The Afghan government yesterday urged Western nations to help recover millions of dollars smuggled abroad in what it called the “largest and most complex financial crime in the history” of the country.
A Kabul court on Tuesday jailed 20 people, including two senior executives, for their roles in the US$900 million fraud that caused the collapse of Kabul Bank in 2010.
Cash stolen from the bank through fake loans was used to buy property in Britain, Dubai, Switzerland and the US, and the Afghan Ministry of Finance said it was determined to recover the losses.

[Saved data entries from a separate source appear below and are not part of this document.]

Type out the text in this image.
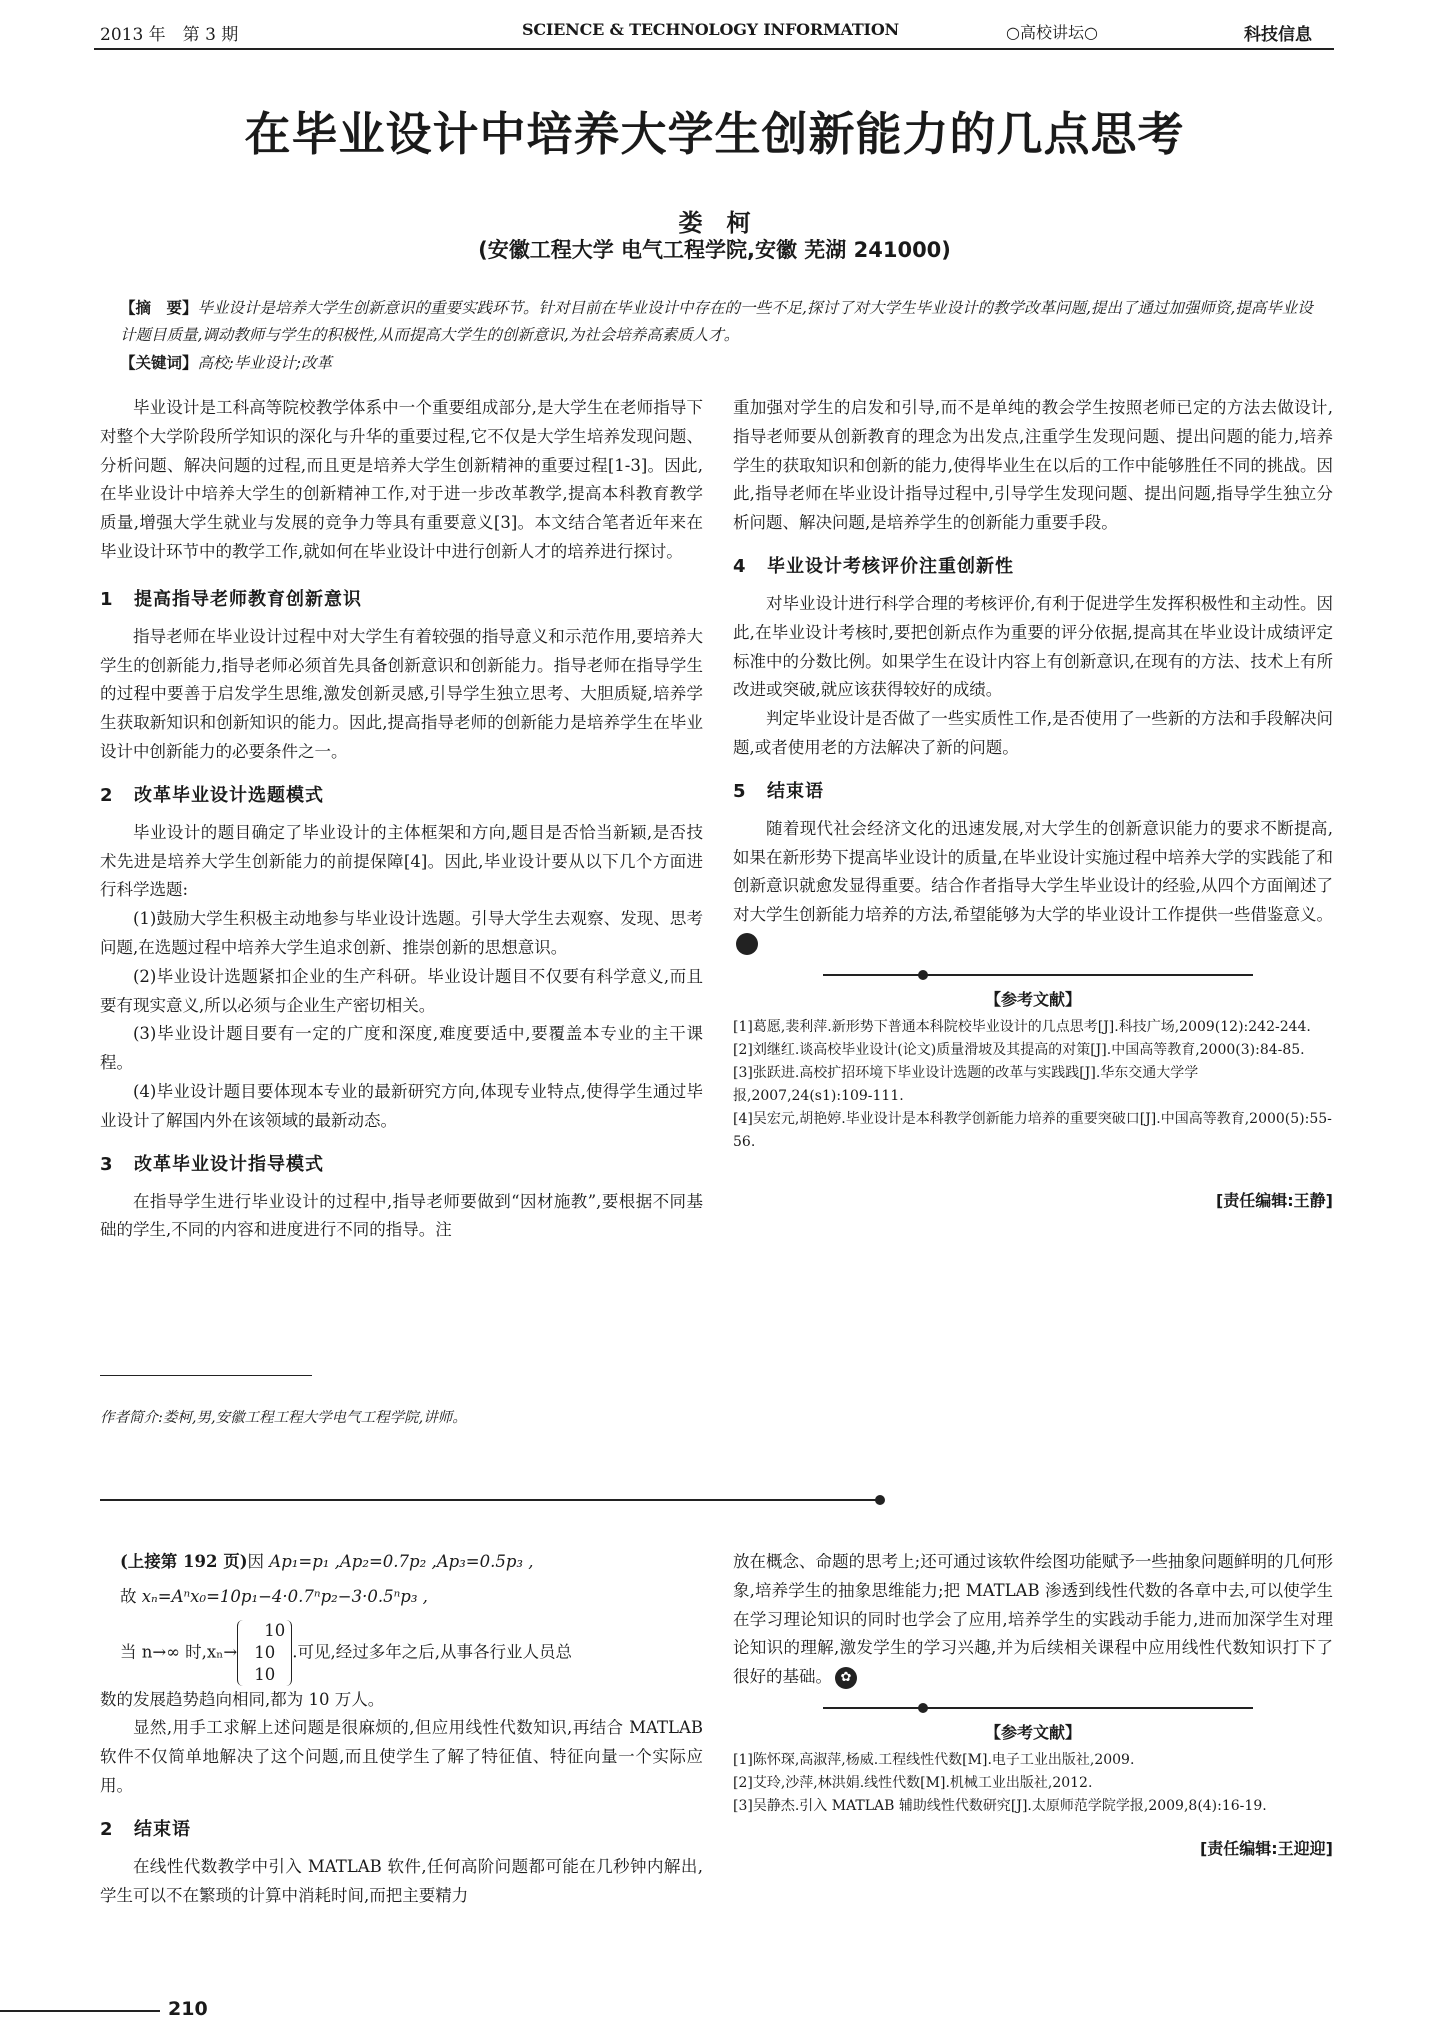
2013 年　第 3 期	SCIENCE & TECHNOLOGY INFORMATION	○高校讲坛○	科技信息
在毕业设计中培养大学生创新能力的几点思考
娄　柯
(安徽工程大学 电气工程学院,安徽 芜湖 241000)
【摘　要】毕业设计是培养大学生创新意识的重要实践环节。针对目前在毕业设计中存在的一些不足,探讨了对大学生毕业设计的教学改革问题,提出了通过加强师资,提高毕业设计题目质量,调动教师与学生的积极性,从而提高大学生的创新意识,为社会培养高素质人才。
【关键词】高校;毕业设计;改革

毕业设计是工科高等院校教学体系中一个重要组成部分,是大学生在老师指导下对整个大学阶段所学知识的深化与升华的重要过程,它不仅是大学生培养发现问题、分析问题、解决问题的过程,而且更是培养大学生创新精神的重要过程[1-3]。因此,在毕业设计中培养大学生的创新精神工作,对于进一步改革教学,提高本科教育教学质量,增强大学生就业与发展的竞争力等具有重要意义[3]。本文结合笔者近年来在毕业设计环节中的教学工作,就如何在毕业设计中进行创新人才的培养进行探讨。

1 提高指导老师教育创新意识

指导老师在毕业设计过程中对大学生有着较强的指导意义和示范作用,要培养大学生的创新能力,指导老师必须首先具备创新意识和创新能力。指导老师在指导学生的过程中要善于启发学生思维,激发创新灵感,引导学生独立思考、大胆质疑,培养学生获取新知识和创新知识的能力。因此,提高指导老师的创新能力是培养学生在毕业设计中创新能力的必要条件之一。

2 改革毕业设计选题模式

毕业设计的题目确定了毕业设计的主体框架和方向,题目是否恰当新颖,是否技术先进是培养大学生创新能力的前提保障[4]。因此,毕业设计要从以下几个方面进行科学选题:

(1)鼓励大学生积极主动地参与毕业设计选题。引导大学生去观察、发现、思考问题,在选题过程中培养大学生追求创新、推崇创新的思想意识。

(2)毕业设计选题紧扣企业的生产科研。毕业设计题目不仅要有科学意义,而且要有现实意义,所以必须与企业生产密切相关。

(3)毕业设计题目要有一定的广度和深度,难度要适中,要覆盖本专业的主干课程。

(4)毕业设计题目要体现本专业的最新研究方向,体现专业特点,使得学生通过毕业设计了解国内外在该领域的最新动态。

3 改革毕业设计指导模式

在指导学生进行毕业设计的过程中,指导老师要做到“因材施教”,要根据不同基础的学生,不同的内容和进度进行不同的指导。注

重加强对学生的启发和引导,而不是单纯的教会学生按照老师已定的方法去做设计,指导老师要从创新教育的理念为出发点,注重学生发现问题、提出问题的能力,培养学生的获取知识和创新的能力,使得毕业生在以后的工作中能够胜任不同的挑战。因此,指导老师在毕业设计指导过程中,引导学生发现问题、提出问题,指导学生独立分析问题、解决问题,是培养学生的创新能力重要手段。

4 毕业设计考核评价注重创新性

对毕业设计进行科学合理的考核评价,有利于促进学生发挥积极性和主动性。因此,在毕业设计考核时,要把创新点作为重要的评分依据,提高其在毕业设计成绩评定标准中的分数比例。如果学生在设计内容上有创新意识,在现有的方法、技术上有所改进或突破,就应该获得较好的成绩。

判定毕业设计是否做了一些实质性工作,是否使用了一些新的方法和手段解决问题,或者使用老的方法解决了新的问题。

5 结束语

随着现代社会经济文化的迅速发展,对大学生的创新意识能力的要求不断提高,如果在新形势下提高毕业设计的质量,在毕业设计实施过程中培养大学的实践能了和创新意识就愈发显得重要。结合作者指导大学生毕业设计的经验,从四个方面阐述了对大学生创新能力培养的方法,希望能够为大学的毕业设计工作提供一些借鉴意义。✿

【参考文献】
[1]葛愿,裴利萍.新形势下普通本科院校毕业设计的几点思考[J].科技广场,2009(12):242-244.
[2]刘继红.谈高校毕业设计(论文)质量滑坡及其提高的对策[J].中国高等教育,2000(3):84-85.
[3]张跃进.高校扩招环境下毕业设计选题的改革与实践践[J].华东交通大学学报,2007,24(s1):109-111.
[4]吴宏元,胡艳婷.毕业设计是本科教学创新能力培养的重要突破口[J].中国高等教育,2000(5):55-56.
[责任编辑:王静]
作者简介:娄柯,男,安徽工程工程大学电气工程学院,讲师。

(上接第 192 页)因 Ap₁=p₁ ,Ap₂=0.7p₂ ,Ap₃=0.5p₃ ,

故 xₙ=Aⁿx₀=10p₁−4·0.7ⁿp₂−3·0.5ⁿp₃ ,

当 n→∞ 时,xₙ→10
10
10.可见,经过多年之后,从事各行业人员总

数的发展趋势趋向相同,都为 10 万人。

显然,用手工求解上述问题是很麻烦的,但应用线性代数知识,再结合 MATLAB 软件不仅简单地解决了这个问题,而且使学生了解了特征值、特征向量一个实际应用。

2 结束语

在线性代数教学中引入 MATLAB 软件,任何高阶问题都可能在几秒钟内解出,学生可以不在繁琐的计算中消耗时间,而把主要精力

放在概念、命题的思考上;还可通过该软件绘图功能赋予一些抽象问题鲜明的几何形象,培养学生的抽象思维能力;把 MATLAB 渗透到线性代数的各章中去,可以使学生在学习理论知识的同时也学会了应用,培养学生的实践动手能力,进而加深学生对理论知识的理解,激发学生的学习兴趣,并为后续相关课程中应用线性代数知识打下了很好的基础。 ✿

【参考文献】
[1]陈怀琛,高淑萍,杨威.工程线性代数[M].电子工业出版社,2009.
[2]艾玲,沙萍,林洪娟.线性代数[M].机械工业出版社,2012.
[3]吴静杰.引入 MATLAB 辅助线性代数研究[J].太原师范学院学报,2009,8(4):16-19.
[责任编辑:王迎迎]
210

“With these verdicts we now expect our international partners to assist us in the confiscation and return of the stolen assets that are deposited or invested in different Western countries,” it said in a statement.
Former Kabul Bank chairman Sher Khan Farnoud and former chief executive officer Khalilullah Ferozi were given five-year prison terms.

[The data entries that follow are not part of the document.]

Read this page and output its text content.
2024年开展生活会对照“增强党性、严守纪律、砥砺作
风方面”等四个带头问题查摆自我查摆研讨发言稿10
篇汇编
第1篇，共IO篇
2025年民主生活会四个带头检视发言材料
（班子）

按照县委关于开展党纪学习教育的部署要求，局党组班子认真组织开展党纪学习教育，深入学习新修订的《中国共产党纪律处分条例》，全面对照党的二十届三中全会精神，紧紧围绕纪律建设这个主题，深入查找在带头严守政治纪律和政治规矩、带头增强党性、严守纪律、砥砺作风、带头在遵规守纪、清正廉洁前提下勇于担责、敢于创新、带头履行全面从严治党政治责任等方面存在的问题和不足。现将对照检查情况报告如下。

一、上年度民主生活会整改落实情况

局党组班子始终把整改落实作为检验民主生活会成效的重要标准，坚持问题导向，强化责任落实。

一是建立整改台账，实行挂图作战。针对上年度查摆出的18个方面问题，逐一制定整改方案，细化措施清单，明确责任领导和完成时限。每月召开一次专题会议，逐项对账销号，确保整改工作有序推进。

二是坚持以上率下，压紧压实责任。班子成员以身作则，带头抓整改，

Eighteen other officials were also convicted.
Authors of an independent inquiry into the fraud complained that the sentences were too light and that some of those convicted had little or no involvement in the crime.
A brother of Afghan President Hamid Karzai and a brother of Vice President Marshal Mohammad Qasim Fahim were shareholders in the bank and are alleged to be linked to the scandal. They were not charged.
However, the ministry lauded the court’s ruling as proof that government corruption was being addressed.
“These verdicts show that Afghan legal institutions have the capacity and will to prosecute and adjudicate the most challenging criminal cases,” it said. “Many observers doubted that these prosecutions would ever go forward, much less come to a successful conclusion.”
It said the collapse of Kabul Bank, the largest in the country, had “cast doubt upon the sustainability of our growth and future prosperity,” but the convictions showed Afghanistan was facing up to its economic challenges.
The scale of the fraud, in which some cash was smuggled abroad in airline food trays, shocked Afghanistan’s donor nations and the IMF temporarily halted loans to the country.
Billions of dollars in aid have been pledged to help Afghanistan after NATO combat troops withdraw next year, but on the condition that high-level government corruption is brought under control.